Working Paper | 2001

Bank Capital and Risk Management: Issues for Banks and Regulators

by Kenneth A. Froot

Abstract

Banks and financial firms are in the process of evolving away from primary warehousers of risk to diversified originators and distributors of financial services. These changes are important for the way that financial firms think about their needs for economic capital and capacity to bear risk. They are also important for the way regulators evaluate capital and connect it to concepts of systemic and liquidity risk.

This essay tries to grapple with the implications of such changes. I argue that the BIS standards place important, but perhaps excessive, emphasis on risks that emerge from financial contracts that warehouse risk and pay insufficient attention to non-warehouse business risks that emerge from broader bank activities.
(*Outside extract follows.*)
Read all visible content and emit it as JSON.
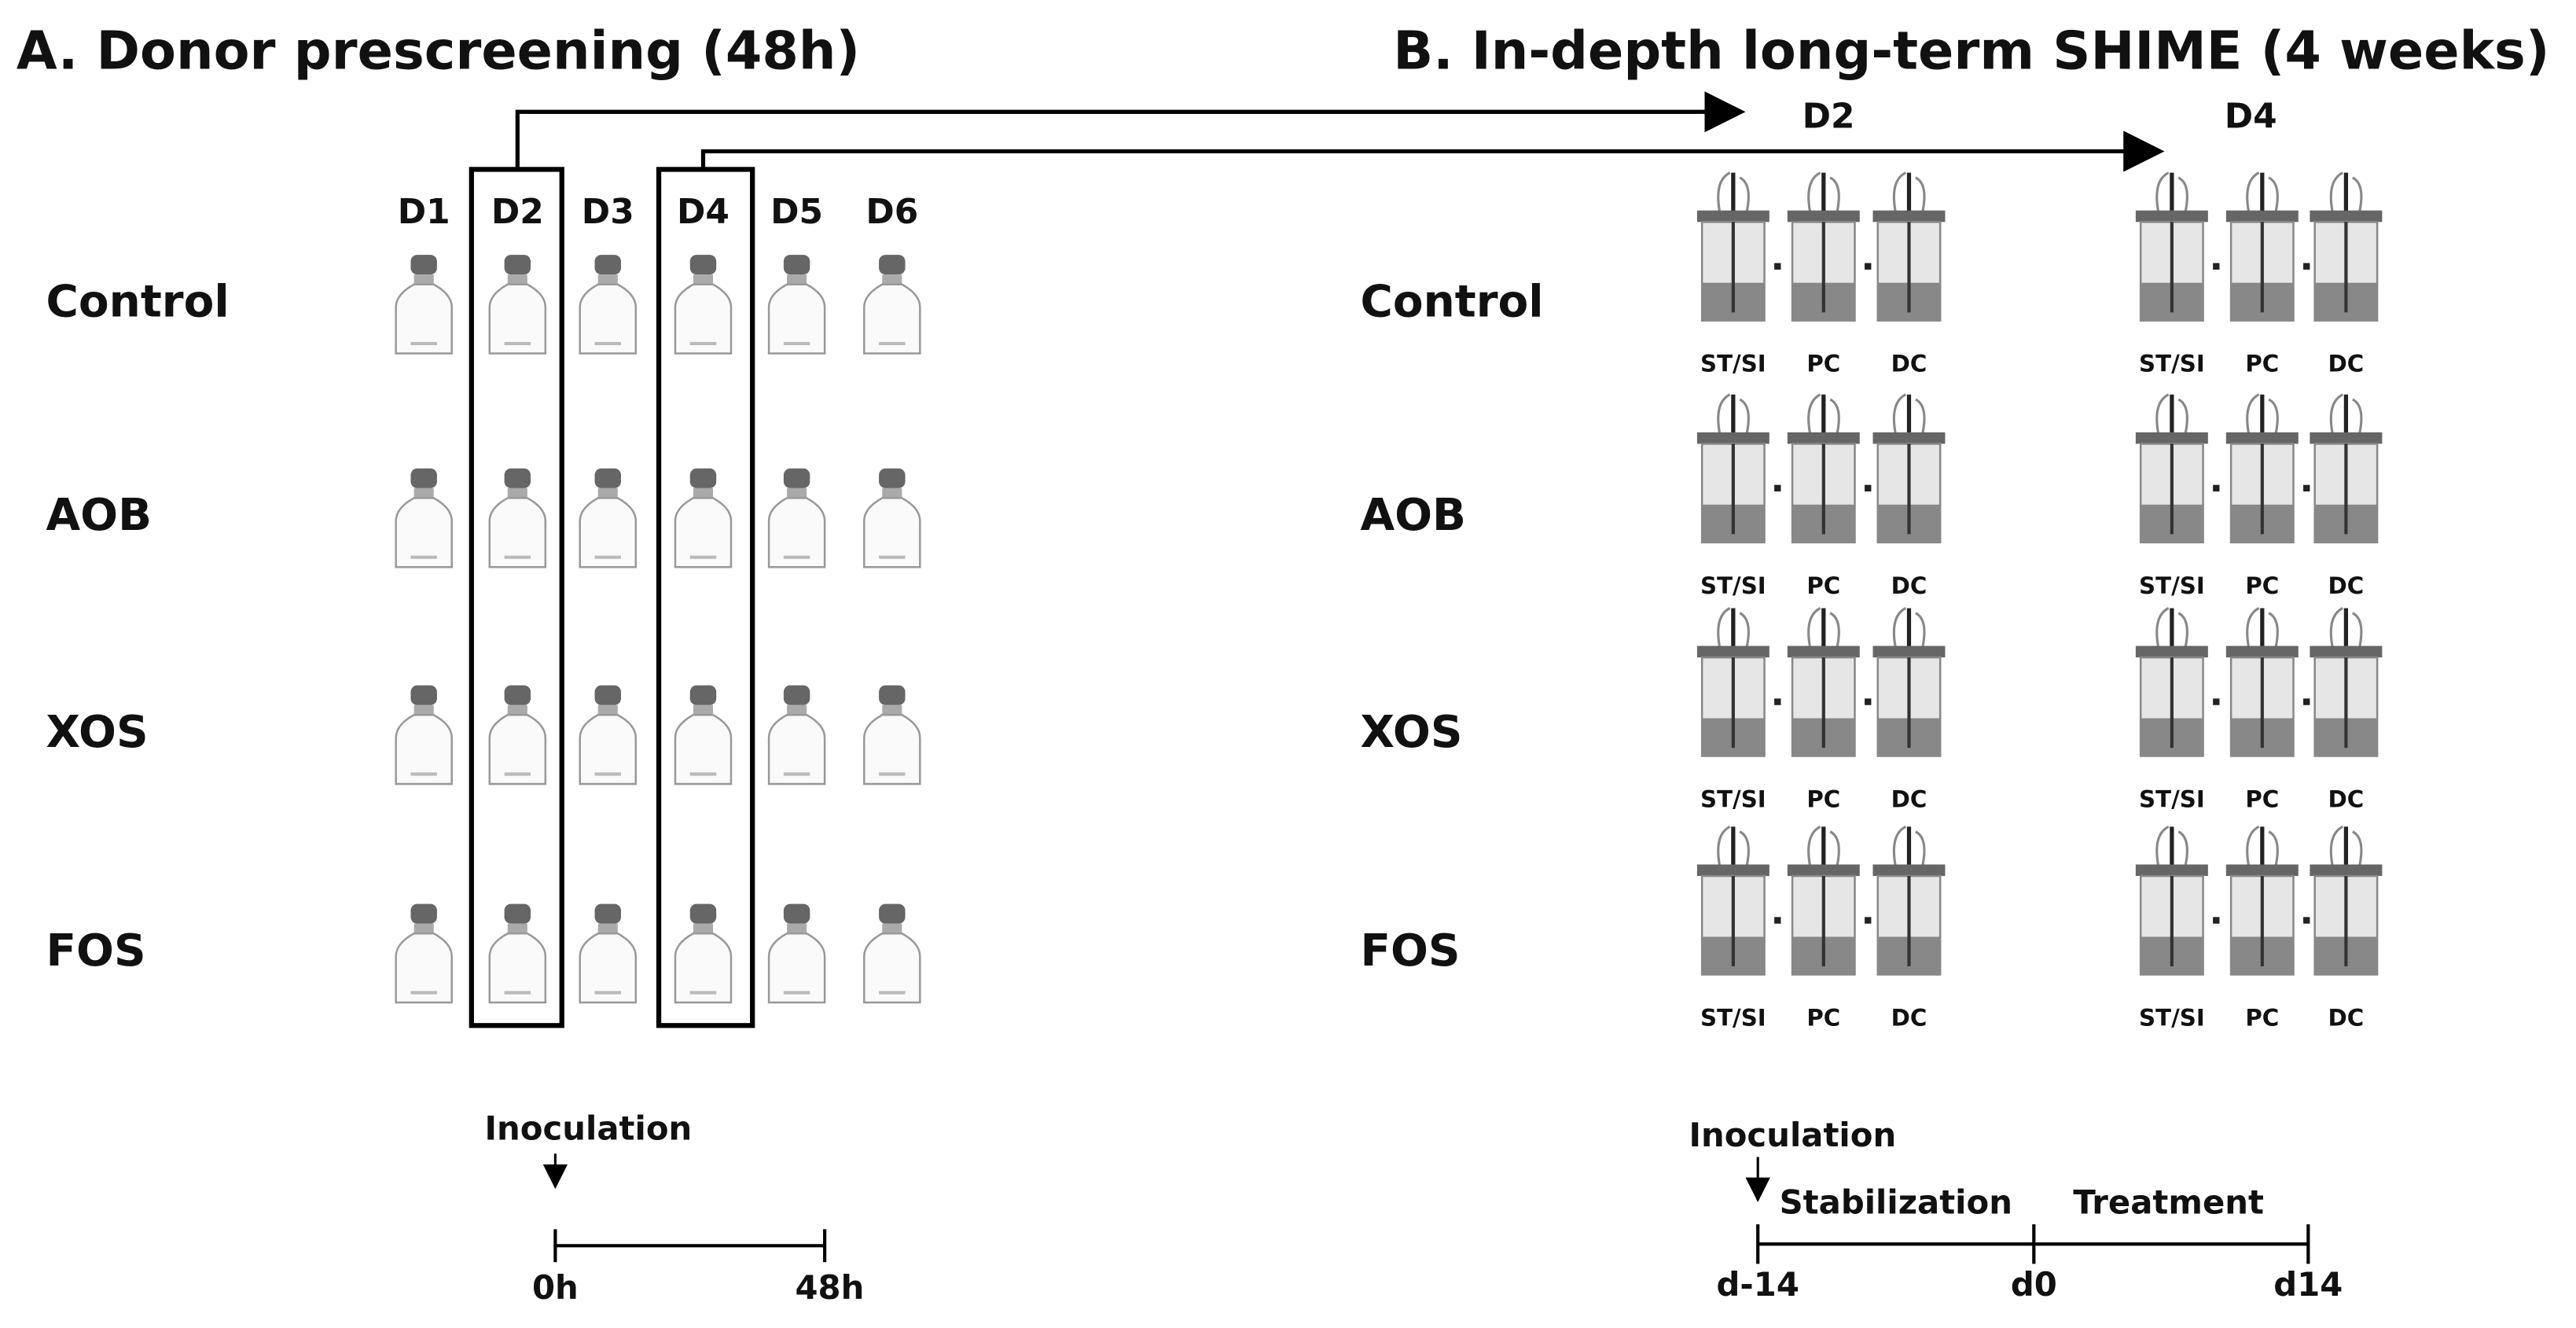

I also argue that the profitability of non-warehouse businesses alters economic capital requirements and necessitates changes in standard VaR calculations, and that non-warehouse businesses create important externalities in regulating systemic and liquidity risks. I believe that the Basel Committee's proposals, while providing a significant move forward, lag behind these developments in financial firm activities and may lead to considerable regulatory distortions as a result.

Keywords: bank capital and risk management; issues for banks and regulators; Risk Management; Governance Compliance; Capital; Banks and Banking; Banking Industry;

Citation:

Froot, Kenneth A. "Bank Capital and Risk Management: Issues for Banks and Regulators." IFCI Geneva Research Paper, No. 8, April 2001. (International Financial Risk Institute.)